By Airhihen Ekelem
Preventing accidents and keeping people and property safe is the key role of Safety Management System in aviation. It involves having an understanding of risks and what could go wrong. It also entails appreciating how bad things can be if they go wrong as well as the likelihood of occurrence. In carrying out an assessment of these risks a proper identification of most significant risks is of utmost importance.
The next step would be to prioritise these risks. The risks organisations face are many. The resources available are limited. This presents policy choices for the organisation to either accept them (i.e., do nothing) or take further action to reduce the risks to an acceptable level by risk mitigation or controls over risks.
These mitigations may also be considered to be barriers and defences to the organisation. The barriers and defences we put in place should significantly reduce the likelihood of an event occurring. Reducing severity when a risk occurs is much harder because it will entail applying additional safety devices. An example is in the use of safety belts.
Covid-19 has airport executives living through the most challenging times in their business lifetimes. A lot has changed and there is need to think out new strategy. This will involve new ways of operating and new ways of surviving.
A scan of the environment and trying to understand where the customer stands will call up some issues: Shut downs of economic activity have put consumer finances under pressure as a result of uncertainty and unemployment. Those privileged to still remain in employment are likely to have more people to support who have lost out in the job market. Despite the violations of various health measures usually by those from low income households, the middle and upper income households are well informed, conscious of health risks and are likely to have known someone who has contacted the corona virus. These are the groups from where African air travel passengers come from – middle to high income households.

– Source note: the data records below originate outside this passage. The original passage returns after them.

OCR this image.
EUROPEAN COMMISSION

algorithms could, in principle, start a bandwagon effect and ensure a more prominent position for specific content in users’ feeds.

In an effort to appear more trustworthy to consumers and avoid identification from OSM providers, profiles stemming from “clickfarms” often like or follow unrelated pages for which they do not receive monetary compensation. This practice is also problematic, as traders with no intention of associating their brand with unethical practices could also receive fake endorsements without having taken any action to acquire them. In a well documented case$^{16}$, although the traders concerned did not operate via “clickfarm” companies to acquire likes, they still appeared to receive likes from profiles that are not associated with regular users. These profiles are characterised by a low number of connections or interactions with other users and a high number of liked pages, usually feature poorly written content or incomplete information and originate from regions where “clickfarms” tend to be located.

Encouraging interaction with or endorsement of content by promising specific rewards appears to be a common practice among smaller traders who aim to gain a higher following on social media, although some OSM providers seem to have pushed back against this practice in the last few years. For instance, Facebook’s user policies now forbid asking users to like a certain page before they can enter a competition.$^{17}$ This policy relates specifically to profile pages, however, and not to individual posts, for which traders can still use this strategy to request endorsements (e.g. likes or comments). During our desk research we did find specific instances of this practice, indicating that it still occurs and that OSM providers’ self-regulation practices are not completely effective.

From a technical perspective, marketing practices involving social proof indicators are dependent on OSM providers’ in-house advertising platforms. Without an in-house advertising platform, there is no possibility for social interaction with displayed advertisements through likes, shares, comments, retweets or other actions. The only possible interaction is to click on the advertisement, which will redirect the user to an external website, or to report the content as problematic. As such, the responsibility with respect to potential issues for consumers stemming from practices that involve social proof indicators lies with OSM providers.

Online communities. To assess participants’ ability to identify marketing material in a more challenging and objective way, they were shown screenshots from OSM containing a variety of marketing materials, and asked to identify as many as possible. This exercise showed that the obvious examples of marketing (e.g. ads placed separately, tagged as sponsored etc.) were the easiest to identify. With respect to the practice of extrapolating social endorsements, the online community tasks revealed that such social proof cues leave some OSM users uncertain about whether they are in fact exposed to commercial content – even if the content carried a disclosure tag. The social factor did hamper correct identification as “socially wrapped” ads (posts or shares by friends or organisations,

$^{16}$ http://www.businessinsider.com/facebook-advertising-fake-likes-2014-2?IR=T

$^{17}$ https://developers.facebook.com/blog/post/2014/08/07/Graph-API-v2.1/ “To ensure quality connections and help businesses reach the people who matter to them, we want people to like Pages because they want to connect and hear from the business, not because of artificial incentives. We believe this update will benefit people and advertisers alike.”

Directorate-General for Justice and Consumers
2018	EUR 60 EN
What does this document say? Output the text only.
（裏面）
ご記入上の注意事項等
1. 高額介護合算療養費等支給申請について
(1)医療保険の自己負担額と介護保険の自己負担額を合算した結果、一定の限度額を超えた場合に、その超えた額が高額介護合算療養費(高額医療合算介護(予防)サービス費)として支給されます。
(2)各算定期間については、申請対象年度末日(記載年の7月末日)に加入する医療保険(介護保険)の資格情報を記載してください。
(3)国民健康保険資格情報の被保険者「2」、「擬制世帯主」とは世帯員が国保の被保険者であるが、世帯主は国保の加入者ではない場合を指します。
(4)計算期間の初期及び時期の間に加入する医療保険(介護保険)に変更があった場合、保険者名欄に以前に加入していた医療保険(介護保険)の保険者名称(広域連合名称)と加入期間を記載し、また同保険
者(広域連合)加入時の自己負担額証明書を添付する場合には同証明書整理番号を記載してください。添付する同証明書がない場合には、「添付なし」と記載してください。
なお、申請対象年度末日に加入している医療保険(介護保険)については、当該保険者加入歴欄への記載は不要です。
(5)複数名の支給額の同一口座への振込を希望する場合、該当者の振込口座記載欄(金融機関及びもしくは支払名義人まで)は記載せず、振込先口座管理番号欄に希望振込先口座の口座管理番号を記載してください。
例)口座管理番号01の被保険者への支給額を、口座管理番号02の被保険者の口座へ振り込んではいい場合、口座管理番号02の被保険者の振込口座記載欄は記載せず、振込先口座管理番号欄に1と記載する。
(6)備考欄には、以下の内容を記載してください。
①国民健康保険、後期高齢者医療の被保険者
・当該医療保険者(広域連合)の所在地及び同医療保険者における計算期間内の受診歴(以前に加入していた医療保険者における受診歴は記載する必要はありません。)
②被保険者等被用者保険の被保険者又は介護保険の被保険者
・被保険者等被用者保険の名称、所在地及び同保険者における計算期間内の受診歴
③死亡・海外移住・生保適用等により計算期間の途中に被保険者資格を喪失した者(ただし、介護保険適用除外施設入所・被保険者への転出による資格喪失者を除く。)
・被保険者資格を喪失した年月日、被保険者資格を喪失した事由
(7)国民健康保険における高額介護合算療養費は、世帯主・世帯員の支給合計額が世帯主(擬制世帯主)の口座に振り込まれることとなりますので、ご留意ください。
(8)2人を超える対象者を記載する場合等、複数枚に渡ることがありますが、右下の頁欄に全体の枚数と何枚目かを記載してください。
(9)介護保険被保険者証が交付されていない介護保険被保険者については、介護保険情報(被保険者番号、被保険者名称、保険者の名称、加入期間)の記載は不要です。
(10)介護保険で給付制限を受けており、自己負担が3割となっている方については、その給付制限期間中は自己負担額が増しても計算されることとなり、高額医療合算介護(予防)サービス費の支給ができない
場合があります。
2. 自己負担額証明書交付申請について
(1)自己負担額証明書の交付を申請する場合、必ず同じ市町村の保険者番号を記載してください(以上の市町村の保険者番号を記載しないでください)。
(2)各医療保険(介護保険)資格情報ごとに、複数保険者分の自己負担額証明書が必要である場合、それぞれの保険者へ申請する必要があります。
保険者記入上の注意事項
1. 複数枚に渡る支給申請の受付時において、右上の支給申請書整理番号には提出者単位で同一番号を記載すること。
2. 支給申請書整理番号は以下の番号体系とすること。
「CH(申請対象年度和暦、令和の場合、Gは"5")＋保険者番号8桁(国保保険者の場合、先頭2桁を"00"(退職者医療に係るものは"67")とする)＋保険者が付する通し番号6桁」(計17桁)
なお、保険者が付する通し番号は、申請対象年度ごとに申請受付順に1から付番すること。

Various health measures put in place at airports could be a source of stress to some customers. There have been reports of some very important personalities violating these new measures namely, face masks, social distancing, temperature checks, sanitizing hands and lugagges as well as queuing.
Efforts are being made to digitize the customer journey and so reduce the human interactions that are a health concern. But there are risks of going online. This therefore calls up the need to step up efforts in cybersecurity. The European Aviation Safety Agency (EASA) is quoted in the Airport Cybersecurity Report by PA Consulting (paconsulting.com) as saying that there are 1000 cybersecurity attacks on aviation systems each month.
All these point to the need for airports to reimagine the customer experience. Safety in this Covid-19 era is the new customer experience. Now what should be done?
Reassure customers: Air travellers and visitors need reassurance that their concerns are addressed. Cleanliness in an airport is very germane. This is a source of customer confidence. Customers should be encouraged to wear masks. Free masks can be made available where customers do not have. All members of the airport community should wear masks. Clear signs are important. They reduce apprehension over infractions the customer may not be aware of while at the same time make the customer journey easier. Same applies to floor markings that encourage social distancing.
Ensure improved digitization and cybersecurity: Improving digitization will ensure that there are more options for contactless services that include boarding, payments among others. Retail services can also be seen online with fast service for click – and collect. The online customer journey should not leave the customer more confused. Cybersecurity should be enhanced to ensure a continued positive customer experience.
Think of new ways to serve customers: The fall out of Covid-19 is that businesses will now think of new ways to serve customers. The industry is restarting after shut downs. Corporate clients for instance have found virtual meetings a solution. Hubs are gradually being challenged by point- to – point services. Customer preferences and passenger personas will need to be revisited to enable understanding of the customers and how they can be best served.
Be flexible: As airports gradually restart, customer needs will be varied. Airports should position themselves to meet these needs of different customers, faster, better and more cost effectively. Performance measurement indices are not likely to be same as aviation recovers slowly. Unrealistic performance standards will dampen morale of managers who are already finding it tough and challenging coping with recovery.
So going forward, safety will be a top priority in the industry even beyond recovery. It is now uppermost in the minds of passengers and all members of the airport community.